Tulsa District Regulatory Permits for Public Comment

PURPOSE:  The purpose of these public notices are to inform you of a proposal for work in which you might be interested and to solicit your comments and information to better enable us to make a reasonable decision on factors affecting the public interest.

SECTION 10: The U.S. Army Corps of Engineers is directed by Congress through Section 10 of the Rivers and Harbors Act of 1899 (33 USC 403) to regulate all work or structures in or affecting the course, condition, or capacity of navigable waters of the United States.  The intent of this law is to protect the navigable capacity of waters important to interstate commerce.

SECTION 404: The U.S. Army Corps of Engineers is directed by Congress through Section 404 of the Clean Water Act (33 USC 1344) to regulate the discharges of dredged and fill material into all waters of the United States.  These waters include lakes, rivers, streams, mudflats, sandflats, sloughs, wet meadows, natural ponds, and wetlands adjacent to other waters.  The intent of the law is to protect these waters from the indiscriminate discharge of material capable of causing pollution and to restore and maintain their chemical, physical, and biological integrity.

U.S. Army Corps of Engineers, Tulsa District

Regulatory Office, Chief




Published Dec. 4, 2013
Expiration date: 1/3/2014
The applicant proposes to grade and install a longitudinal peak stone toe (LPST) structure along the existing toe of the river within the project area.
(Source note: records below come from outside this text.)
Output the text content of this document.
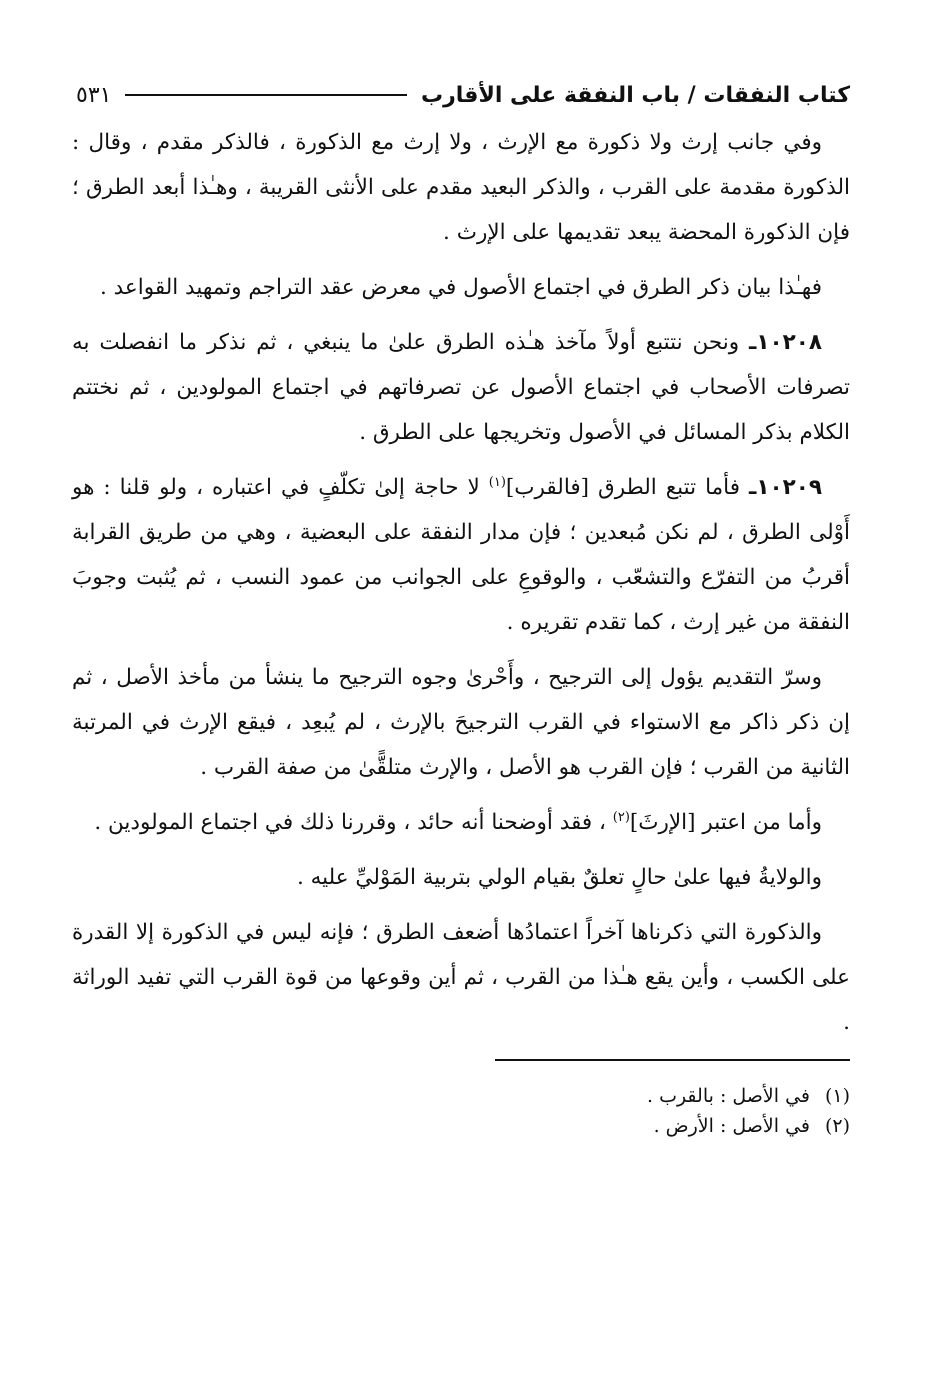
كتاب النفقات / باب النفقة على الأقارب
٥٣١

وفي جانب إرث ولا ذكورة مع الإرث ، ولا إرث مع الذكورة ، فالذكر مقدم ، وقال : الذكورة مقدمة على القرب ، والذكر البعيد مقدم على الأنثى القريبة ، وهـٰذا أبعد الطرق ؛ فإن الذكورة المحضة يبعد تقديمها على الإرث .

فهـٰذا بيان ذكر الطرق في اجتماع الأصول في معرض عقد التراجم وتمهيد القواعد .

١٠٢٠٨ـ ونحن نتتبع أولاً مآخذ هـٰذه الطرق علىٰ ما ينبغي ، ثم نذكر ما انفصلت به تصرفات الأصحاب في اجتماع الأصول عن تصرفاتهم في اجتماع المولودين ، ثم نختتم الكلام بذكر المسائل في الأصول وتخريجها على الطرق .

١٠٢٠٩ـ فأما تتبع الطرق [فالقرب]$^{(١)}$ لا حاجة إلىٰ تكلّفٍ في اعتباره ، ولو قلنا : هو أَوْلى الطرق ، لم نكن مُبعدين ؛ فإن مدار النفقة على البعضية ، وهي من طريق القرابة أقربُ من التفرّع والتشعّب ، والوقوعِ على الجوانب من عمود النسب ، ثم يُثبت وجوبَ النفقة من غير إرث ، كما تقدم تقريره .

وسرّ التقديم يؤول إلى الترجيح ، وأَحْرىٰ وجوه الترجيح ما ينشأ من مأخذ الأصل ، ثم إن ذكر ذاكر مع الاستواء في القرب الترجيحَ بالإرث ، لم يُبعِد ، فيقع الإرث في المرتبة الثانية من القرب ؛ فإن القرب هو الأصل ، والإرث متلقًّىٰ من صفة القرب .

وأما من اعتبر [الإرثَ]$^{(٢)}$ ، فقد أوضحنا أنه حائد ، وقررنا ذلك في اجتماع المولودين .

والولايةُ فيها علىٰ حالٍ تعلقٌ بقيام الولي بتربية المَوْليِّ عليه .

والذكورة التي ذكرناها آخراً اعتمادُها أضعف الطرق ؛ فإنه ليس في الذكورة إلا القدرة على الكسب ، وأين يقع هـٰذا من القرب ، ثم أين وقوعها من قوة القرب التي تفيد الوراثة .

(١)
في الأصل : بالقرب .
(٢)
في الأصل : الأرض .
The proposal would also include 11 stone bend way weirs (SBWW) at approximately every 100 linear feet to alter the overall path of the thalweg at this river bend. This should provide protection of the river bank and aid in the stabilization of the bank in this reach of the river. Installation of the LPST and the SBWW would result in the placement of approximately 9,600 cubic yards of 30 inch riprap and 1,180 cubic yards of riprap from the existing bank hardening structure. The placement of 375 cubic yards of native soil would also be placed behind the LPST to aid in the establishment of a riparian zone. The native soil would consist primarily of sandy soils associated with excavation from keying the LPST and SBWW into the bank. Any other required fill material would meet the Oklahoma Department of Transportation (ODOT) for “unclassified borrow”. All the illustrated material would be below the Ordinary High Water Mark (OHWM).